ABSTRACT

To demonstrate the ability of the Nativis signal transduction technology (Butters et al. 2014) to modulate the expression of algae mRNA and protein, we tested if we can alter specific enzyme levels in Chlamydomonas reinhardtii. We inhibited the synthesis of the enzyme tryptophan synthase beta subunit (MAA7) by applying the signal derived from a published siRNA (Zhao et al. 2009). With lower levels of MAA7, Chlamydomonas reinhardtii can grow in the presence of the prodrug 5-Fluoroindole (5-FI), because less 5-Fluoroin- dole can be converted to the toxic 5-Fluoro-L-tryptophan (5-FT). We find a 24% (±5%) increase of growth with the signal versus no signal. To see if that effect was due to the reduction of the amount of mRNA encoding MAA7, we used Real-Time Quantitative PCR (RT-QPCR) to measure the levels of MAA7 mRNA. To normalize the MAA7 mRNA level, we compared them to the levels of a mRNA that is not affected by the signal (G protein beta subunit-like polypeptide, Cblp). Two conditions increase the effectiveness of the signal. One can either treat the cell cultures during the logarithmic growth phase (starting the cultures at density of 0.104 OD at 750 nm). Or one can treat the cultures at a later stage of the logarithmic growth, but treating them for a longer time (8.7% versus 3.5% of the culture time). Under these conditions we found around a 50% decrease in the mRNA levels for MAA7. Treating the cultures at the earlier growth phase or at a later growth phase is less effective, with only a 20% effect.

Keywords:

Ultra Low Radio Frequency Energy, ulRFE, siRNA, Oil Production, Nativis Technology, MAA7: Beta Subunit of Tryptophan Synthase, Chlamydomonas reinhardtii

1. Introduction

We used the Nativis technology [1] to alter gene expression in the algae Chlamydomonas (short for Chlamydomonas reinhardtii) [2] . A radio frequency fingerprint is taken from a chemical dissolved in an aqueous solution as described in [1] . The radiofrequency is then transmitted via an antenna array or coil to the targeted biological system. It has been shown that under certain conditions, the signal can affect the recipient molecule in a similar way as the chemical itself [1] . This non-thermal radio frequency stimulation technology has several advantages. One has good control over timing to affect metabolic pathways during the growth of an organism. The technology does not rely on the use of genetic modifications to affect biochemical pathways. This is especially valuable for growing algae in open ponds for oil production. Thus, this method does not generate ecological or political opposition since it avoids the cultivation of genetically modified algae (GMO) in open ponds.

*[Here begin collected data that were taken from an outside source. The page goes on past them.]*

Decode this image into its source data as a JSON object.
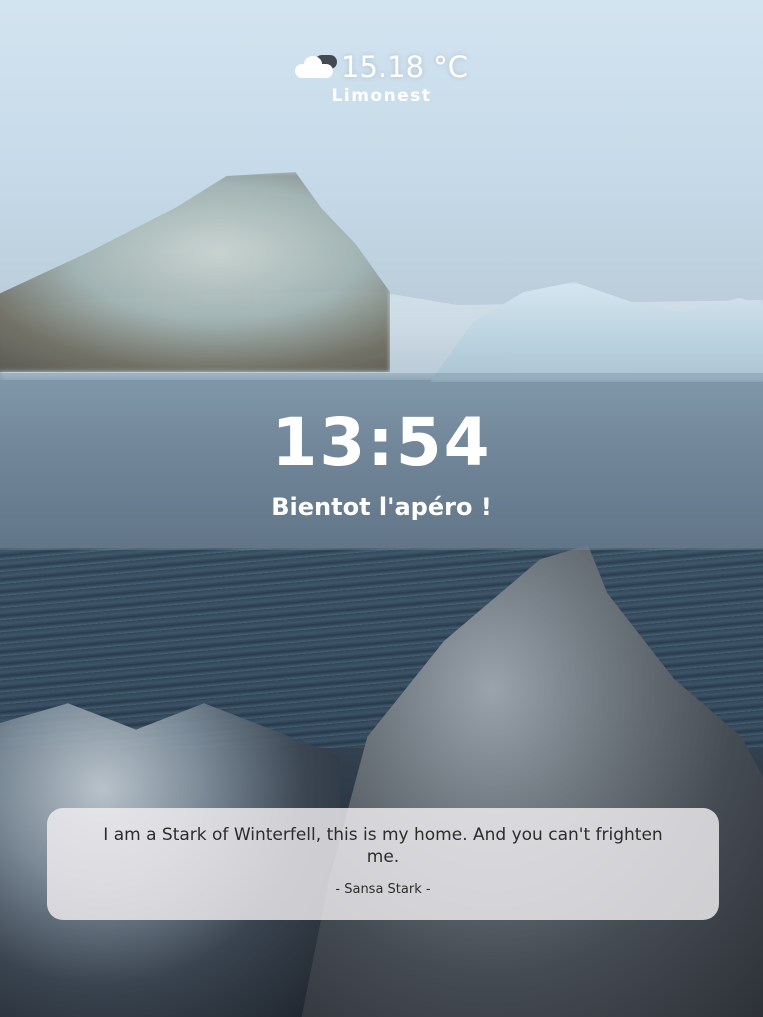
{
  "weather": {
    "icon": "partly-cloudy-icon",
    "temperature": "15.18 °C",
    "city": "Limonest"
  },
  "clock": {
    "time": "13:54",
    "message": "Bientot l'apéro !"
  },
  "quote": {
    "text": "I am a Stark of Winterfell, this is my home. And you can't frighten me.",
    "author": "- Sansa Stark -"
  },
  "colors": {
    "text": "#ffffff",
    "quote_text": "#2c2c2c",
    "clock_band": "#788ca0"
  }
}
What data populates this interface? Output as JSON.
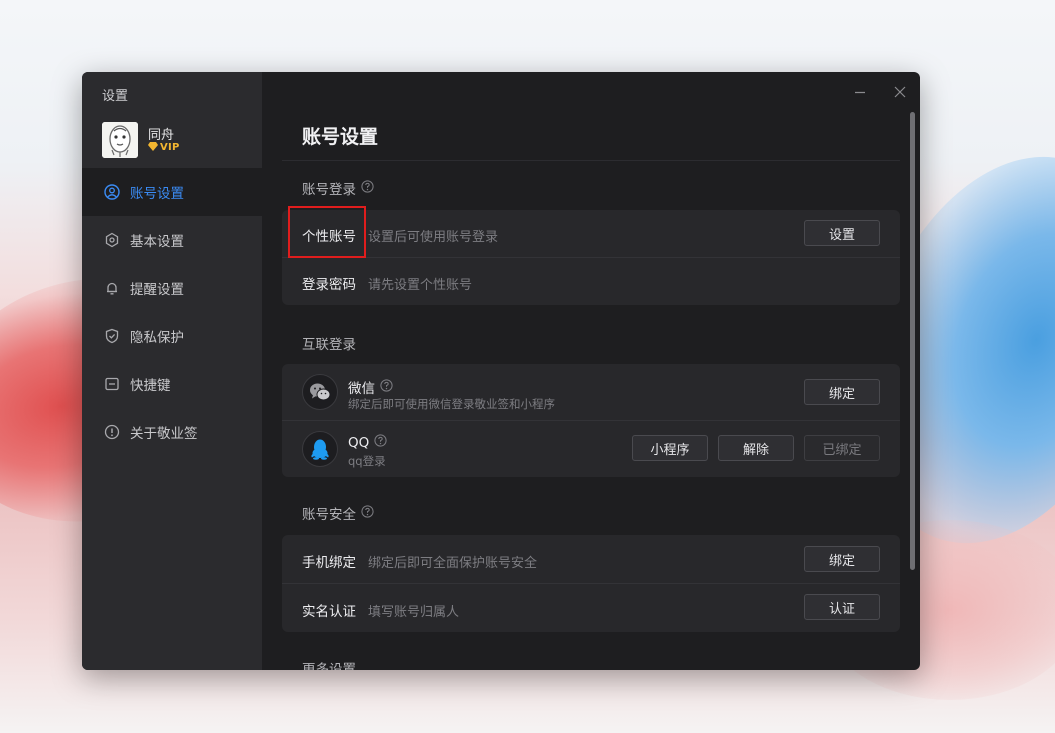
{
  "window": {
    "title": "设置"
  },
  "profile": {
    "name": "同舟",
    "badge": "VIP"
  },
  "sidebar": {
    "items": [
      {
        "label": "账号设置",
        "icon": "user-circle-icon",
        "active": true
      },
      {
        "label": "基本设置",
        "icon": "hexagon-gear-icon"
      },
      {
        "label": "提醒设置",
        "icon": "bell-icon"
      },
      {
        "label": "隐私保护",
        "icon": "shield-check-icon"
      },
      {
        "label": "快捷键",
        "icon": "keyboard-icon"
      },
      {
        "label": "关于敬业签",
        "icon": "info-circle-icon"
      }
    ]
  },
  "main": {
    "title": "账号设置",
    "sections": {
      "account_login": {
        "label": "账号登录",
        "rows": [
          {
            "title": "个性账号",
            "desc": "设置后可使用账号登录",
            "button": "设置"
          },
          {
            "title": "登录密码",
            "desc": "请先设置个性账号"
          }
        ]
      },
      "linked_login": {
        "label": "互联登录",
        "wechat": {
          "name": "微信",
          "desc": "绑定后即可使用微信登录敬业签和小程序",
          "button": "绑定",
          "icon": "wechat-icon"
        },
        "qq": {
          "name": "QQ",
          "desc": "qq登录",
          "buttons": [
            "小程序",
            "解除",
            "已绑定"
          ],
          "icon": "qq-penguin-icon"
        }
      },
      "account_security": {
        "label": "账号安全",
        "rows": [
          {
            "title": "手机绑定",
            "desc": "绑定后即可全面保护账号安全",
            "button": "绑定"
          },
          {
            "title": "实名认证",
            "desc": "填写账号归属人",
            "button": "认证"
          }
        ]
      },
      "more": {
        "label": "更多设置"
      }
    }
  },
  "colors": {
    "accent": "#3b8cf5",
    "vip": "#f3b630",
    "highlight": "#e01d1d",
    "qq": "#1e9bf0"
  }
}
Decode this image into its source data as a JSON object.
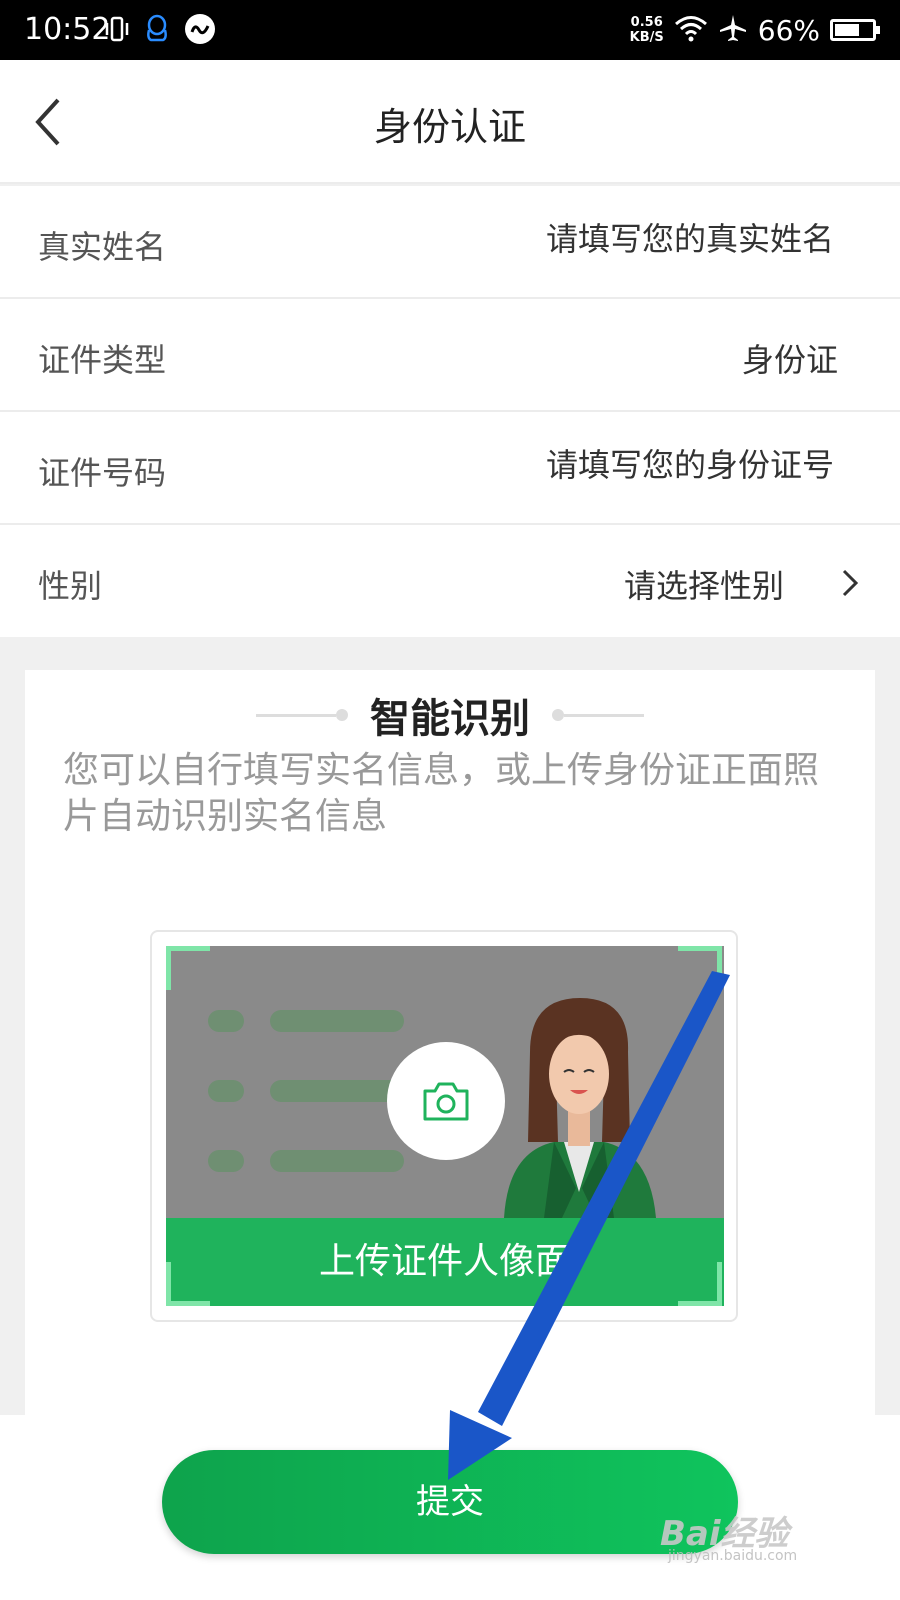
{
  "status_bar": {
    "time": "10:52",
    "speed": "0.56",
    "speed_unit": "KB/S",
    "battery": "66%",
    "battery_level": 0.66
  },
  "header": {
    "title": "身份认证"
  },
  "form": {
    "name": {
      "label": "真实姓名",
      "placeholder": "请填写您的真实姓名"
    },
    "id_type": {
      "label": "证件类型",
      "value": "身份证"
    },
    "id_number": {
      "label": "证件号码",
      "placeholder": "请填写您的身份证号"
    },
    "gender": {
      "label": "性别",
      "value": "请选择性别"
    }
  },
  "smart_recognition": {
    "title": "智能识别",
    "description": "您可以自行填写实名信息，或上传身份证正面照片自动识别实名信息",
    "upload_label": "上传证件人像面"
  },
  "submit": {
    "label": "提交"
  },
  "watermark": {
    "brand": "Bai经验",
    "url": "jingyan.baidu.com"
  },
  "colors": {
    "accent": "#0fb356",
    "annotation_arrow": "#1a56c8"
  }
}
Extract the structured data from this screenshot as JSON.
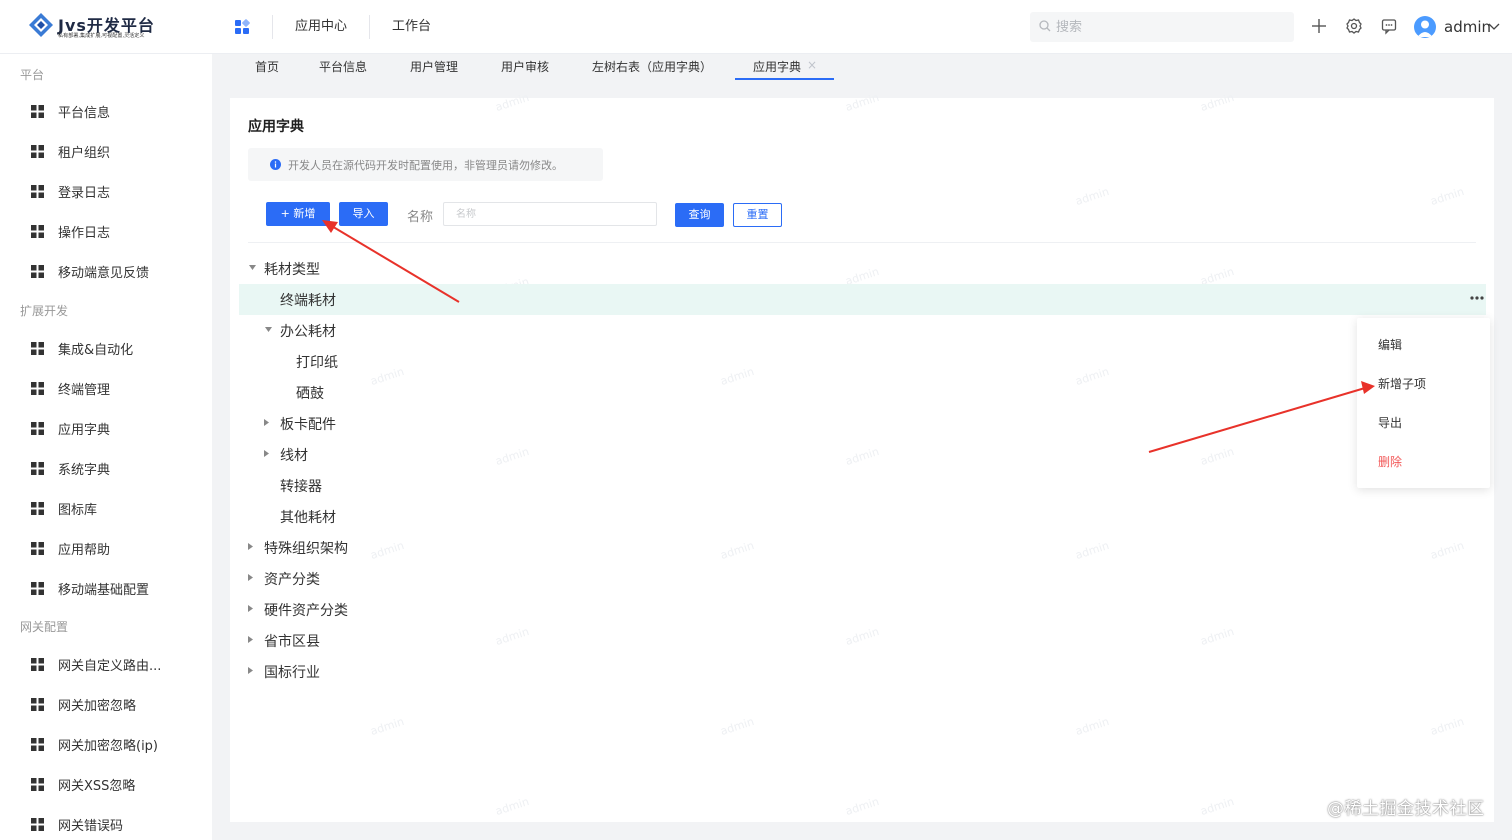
{
  "brand": {
    "title": "Jvs开发平台",
    "subtitle": "私有部署,集成扩展,可视配置,灵活定义"
  },
  "top_nav": {
    "items": [
      "应用中心",
      "工作台"
    ]
  },
  "search": {
    "placeholder": "搜索"
  },
  "user": {
    "name": "admin"
  },
  "sidebar": {
    "groups": [
      {
        "title": "平台",
        "items": [
          "平台信息",
          "租户组织",
          "登录日志",
          "操作日志",
          "移动端意见反馈"
        ]
      },
      {
        "title": "扩展开发",
        "items": [
          "集成&自动化",
          "终端管理",
          "应用字典",
          "系统字典",
          "图标库",
          "应用帮助",
          "移动端基础配置"
        ]
      },
      {
        "title": "网关配置",
        "items": [
          "网关自定义路由...",
          "网关加密忽略",
          "网关加密忽略(ip)",
          "网关XSS忽略",
          "网关错误码"
        ]
      }
    ]
  },
  "tabs": [
    "首页",
    "平台信息",
    "用户管理",
    "用户审核",
    "左树右表（应用字典）",
    "应用字典"
  ],
  "tab_close": "×",
  "page": {
    "title": "应用字典",
    "notice": "开发人员在源代码开发时配置使用，非管理员请勿修改。",
    "buttons": {
      "add": "+ 新增",
      "import": "导入",
      "query": "查询",
      "reset": "重置"
    },
    "name_label": "名称",
    "name_placeholder": "名称"
  },
  "tree": [
    {
      "label": "耗材类型",
      "level": 0,
      "caret": "expanded"
    },
    {
      "label": "终端耗材",
      "level": 1,
      "caret": "none",
      "selected": true
    },
    {
      "label": "办公耗材",
      "level": 1,
      "caret": "expanded"
    },
    {
      "label": "打印纸",
      "level": 2,
      "caret": "none"
    },
    {
      "label": "硒鼓",
      "level": 2,
      "caret": "none"
    },
    {
      "label": "板卡配件",
      "level": 1,
      "caret": "collapsed"
    },
    {
      "label": "线材",
      "level": 1,
      "caret": "collapsed"
    },
    {
      "label": "转接器",
      "level": 1,
      "caret": "none"
    },
    {
      "label": "其他耗材",
      "level": 1,
      "caret": "none"
    },
    {
      "label": "特殊组织架构",
      "level": 0,
      "caret": "collapsed"
    },
    {
      "label": "资产分类",
      "level": 0,
      "caret": "collapsed"
    },
    {
      "label": "硬件资产分类",
      "level": 0,
      "caret": "collapsed"
    },
    {
      "label": "省市区县",
      "level": 0,
      "caret": "collapsed"
    },
    {
      "label": "国标行业",
      "level": 0,
      "caret": "collapsed"
    }
  ],
  "context_menu": {
    "edit": "编辑",
    "add_child": "新增子项",
    "export": "导出",
    "delete": "删除"
  },
  "watermark_text": "admin",
  "corner_watermark": "@稀土掘金技术社区",
  "colors": {
    "primary": "#2b6cf6",
    "selected_row": "#e9f7f4",
    "danger": "#f25858",
    "arrow": "#e8322a"
  }
}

Chlamydomonas is widely used in the laboratory to study the production of oil mainly because of its well characterized molecular biology and biochemistry [2] [3] . Our working hypothesis is that the siRNA signal transmitted to Chlamydomonas has the same effect on the mRNA as the physical siRNA. That is, it affects the cleavage of the mRNA via the RNA-induced silencing complex [3] . The mechanism of the interaction between the radiofrequency signal and the silencing complex (RISC) is not known.

To optimize the Nativis technology we targeted a well characterized enzyme in Chlamydomonas, the beta subunit of tryptophan synthase (MAA7) [4] . Zhao et al. have shown that the siRNA machinery functioning in Chlamydomonas, siRNA against MAA7 reduces the mRNA levels of MAA7 [4] . This leads to a reduction of the conversion of prodrug 5-FI to the highly toxic 5-FTryptophan. This allows the cells to grow in the presence of 5-FI. Here we present the optimization of the siRNA signal transduction to Chlamydomonas while we measure the growth rate and then fine tune the conditions measuring the amount of mRNA produced under the influence of the signal specific for the mRNA.

2. Materials and Methods

2.1. Strains, Culture Conditions

The strain CC-125 [5] of Chlamydomonas was obtained from the Chlamydomonas Resource Center, University of Minnesota, 140 Gortner Laboratory, St. Paul, MN 55108. Standard culture conditions were used [2] . Hutner’s trace elements [2] were from Chlamy.org (http://www.chlamycollection.org/). 5-Fluoro-Indole (Sigma F9108-1G) was dissolved in Methanol. The control cultures receive the equivalent amount of methanol. All cultures were inactivated with Clorox before disposal.

2.2. Growth of Chlamydomonas

A batch of fresh TAP medium [2] was inoculated with a sample of stationary

phase cells. 30 ml of cell suspension was then distributed into 250 ml Erlenmeyers flasks and cultured on an orbital shaker (VWR 89032-092) at 100 rpm under artificial light (GE Lighting 41624 60/A/PL Plant Light, Amazon.com) (Figure 1). A sheet of yellow plastic was placed between the light and the cultures, to remove wavelengths below 550 nm. Papers placed on the plastic sheet were used to control the amount of light across the shaker platform. The amount of light was measured with a Mastech Professional Luxmeter, LX1010B (Amazon.com). The OD at 750 nm was measured with a Shimadzu photo spectrometer. Stationary growth was reached at an OD at 750 nm of 2.1 to 2.5. For continuous signaling, see below.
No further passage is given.